I remember… I can’t, you know. I have told you all of my full dreams. All I have left are shards, memories so vivid that they’re barely unreal – a warehouse where I sat and played on a green Gameboy Advance and watched people wearing zebra-print clothes dance; a train on a cycle track carrying my wife. They don’t stick for long. There is too much noise in my head for them to survive.
I remember eating a Box of Joy – doner meat, chips, cheese, garlic sauce, burger sauce, thrown into a styrofoam box melting from the hot oil – outside a party, and I can’t remember what the party was for; my wife’s birthday, or Christmas, or New Year, or one of us leaving a job and getting another. I sat with a good friend and we picked at the rapidly-cooling box with plastic forks and he confessed to me that he thought he was an alcoholic and I was so scared and so drunk that I didn’t know what to say, or do.
I remember coming home from my first time clubbing at around half-past eight in the morning with a stomach the size of a walnut and walking into a service station and buying an apple, of all things, because food was something I was assured I should be eating but otherwise alien to me, the sensation of appetite burned out of me by the night before. Apples are the fundamental unit of food; A is for Apple, A is for Alpha. I put it in the pocket of my coat and it fell through the lining and I went to bed and I found it three days later, and ate it, grinning.
I remember staggering in steaming drunk from a full afternoon of Summer drinking in Norwich with my best friend, and moving on to a bottle of discount scotch I’d picked up in Portugal, and dropping the frozen oven pizza we decided we wanted to eat at half eleven at night and having it fracture into at least thirty individual shards on the linoleum and just staring at it and laughing until he came through and we jigsawed the thing back together on a baking tray.
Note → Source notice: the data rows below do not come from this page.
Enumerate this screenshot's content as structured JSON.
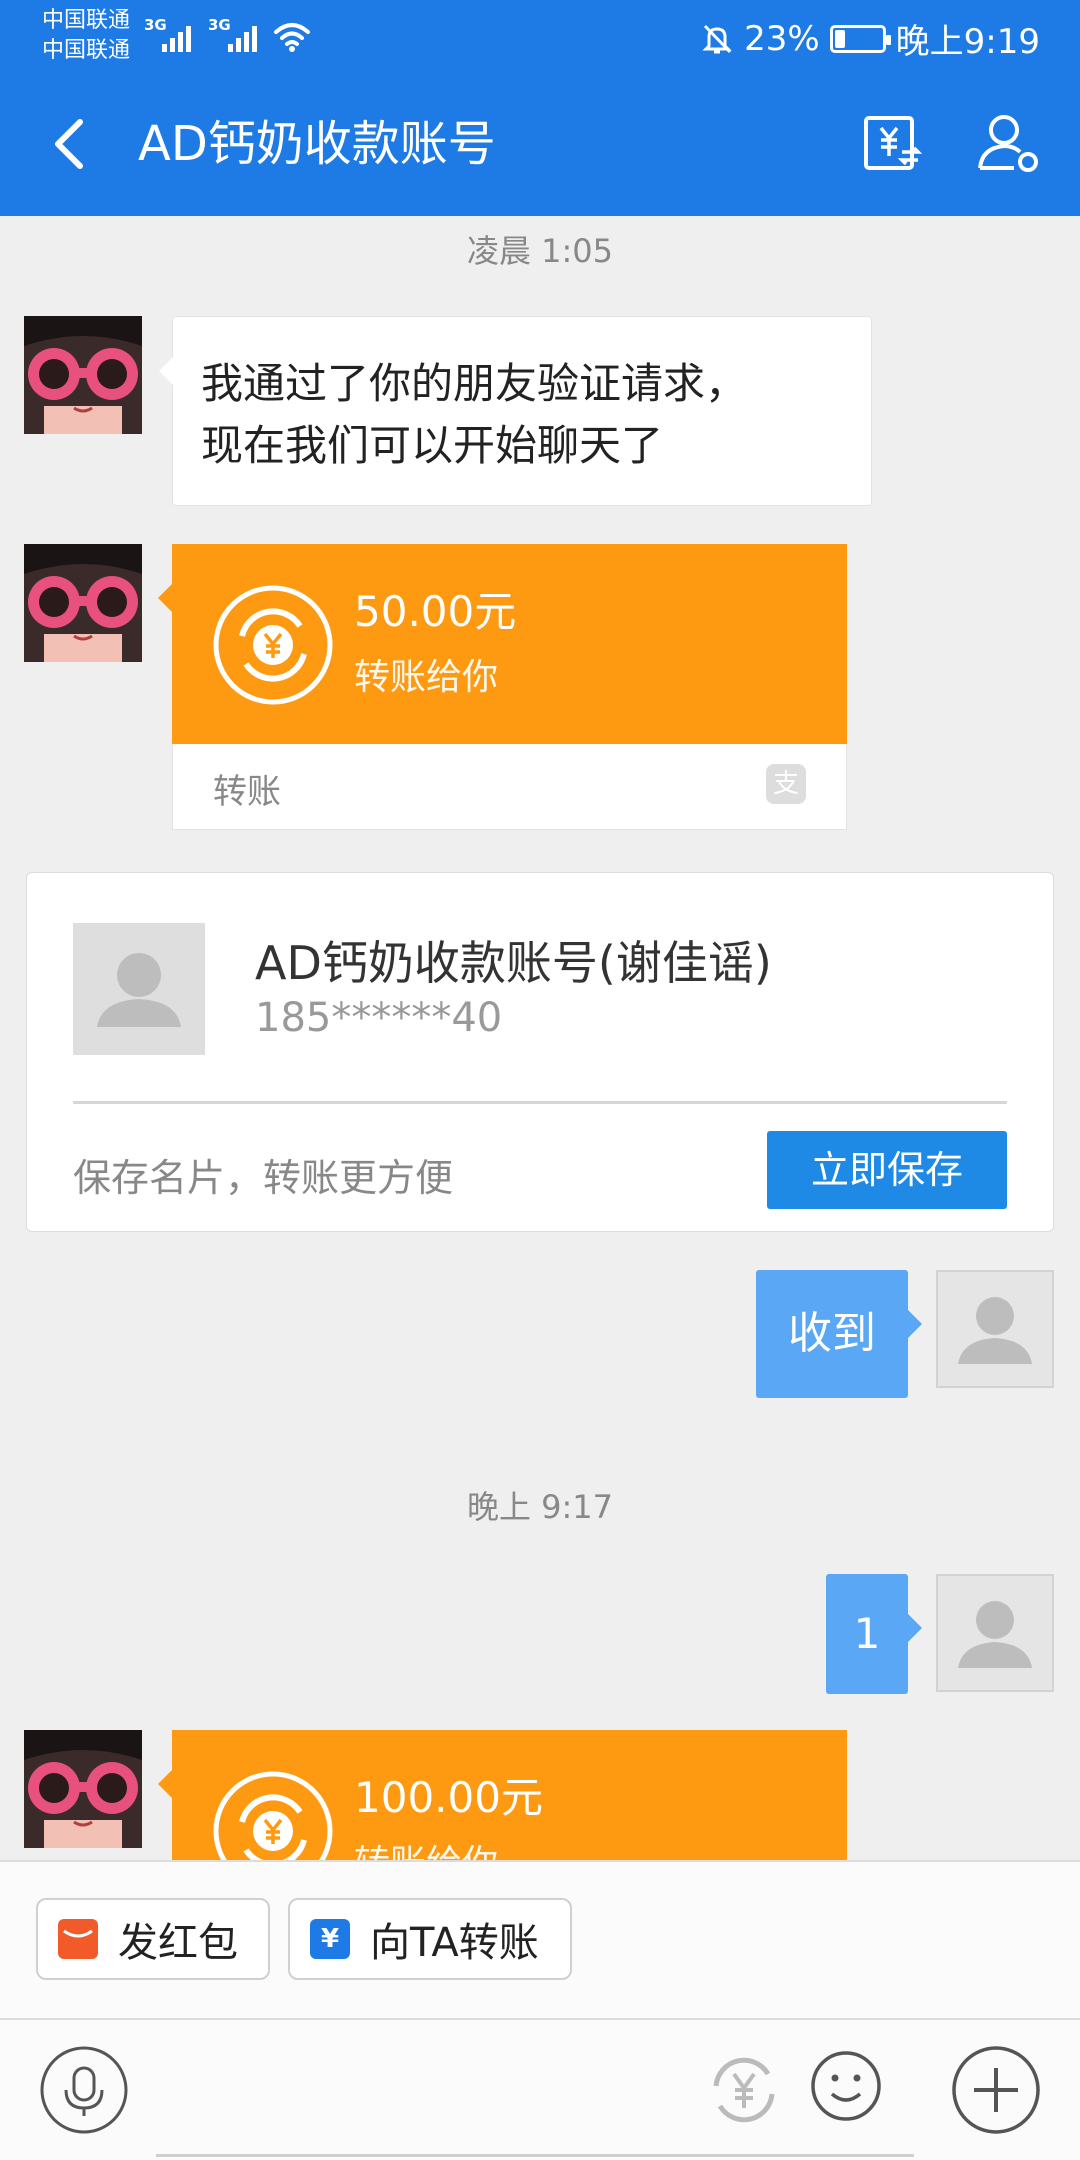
{
  "status_bar": {
    "carrier1": "中国联通",
    "carrier2": "中国联通",
    "network1": "3G",
    "network2": "3G",
    "battery_percent": "23%",
    "battery_level": 0.23,
    "time": "晚上9:19"
  },
  "header": {
    "title": "AD钙奶收款账号",
    "icons": [
      "back-icon",
      "yuan-transfer-icon",
      "person-settings-icon"
    ]
  },
  "messages": {
    "time1": "凌晨 1:05",
    "text1_line1": "我通过了你的朋友验证请求，",
    "text1_line2": "现在我们可以开始聊天了",
    "transfer1": {
      "amount": "50.00元",
      "subtitle": "转账给你",
      "footer": "转账",
      "alipay_glyph": "支"
    },
    "card": {
      "name": "AD钙奶收款账号(谢佳谣)",
      "phone": "185******40",
      "hint": "保存名片，转账更方便",
      "save_button": "立即保存"
    },
    "sent1": "收到",
    "time2": "晚上 9:17",
    "sent2": "1",
    "transfer2": {
      "amount": "100.00元",
      "subtitle": "转账给你"
    }
  },
  "bottom": {
    "red_packet": "发红包",
    "transfer_to": "向TA转账",
    "yuan_glyph": "¥",
    "icons": [
      "microphone-icon",
      "yuan-icon",
      "emoji-icon",
      "plus-icon"
    ]
  },
  "colors": {
    "header_blue": "#1e7be6",
    "transfer_orange": "#fe9a12",
    "sent_bubble_blue": "#5aa7f5",
    "save_button_blue": "#1e8ae6"
  }
}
It is not the great meals you remember with clarity: the slaved-over Christmas dinners (last year we buttered a turkey with goose fat), the meals you cook to impress potential lovers (I made a girl salmon and courgettes and onions once and she liked precisely none of those things and didn’t even really drink so I hold it as an act of extreme kindness on her part that she agreed to kiss me later that night), the tables groaning with food.
It is small things; apples, chips, fish fingers, biscuits, the punctuation to an otherwise unremarkable existence that is thrown into sharp focus by events around them. Barely meals at all; totems. Scars. Relics. Great and terrible things do not happen on a full stomach.
As for dreams, I have apparently written down some others, and they are visible here – my favourite is the one were Lee Ryan from now-defunct boy band Blue tried to sell me a job lot of mints. But they read like someone else wrote them; I have no memories of them save what’s written down there.
That’s all you’re getting from my life, for now, Will. I hope it was close to what you wanted.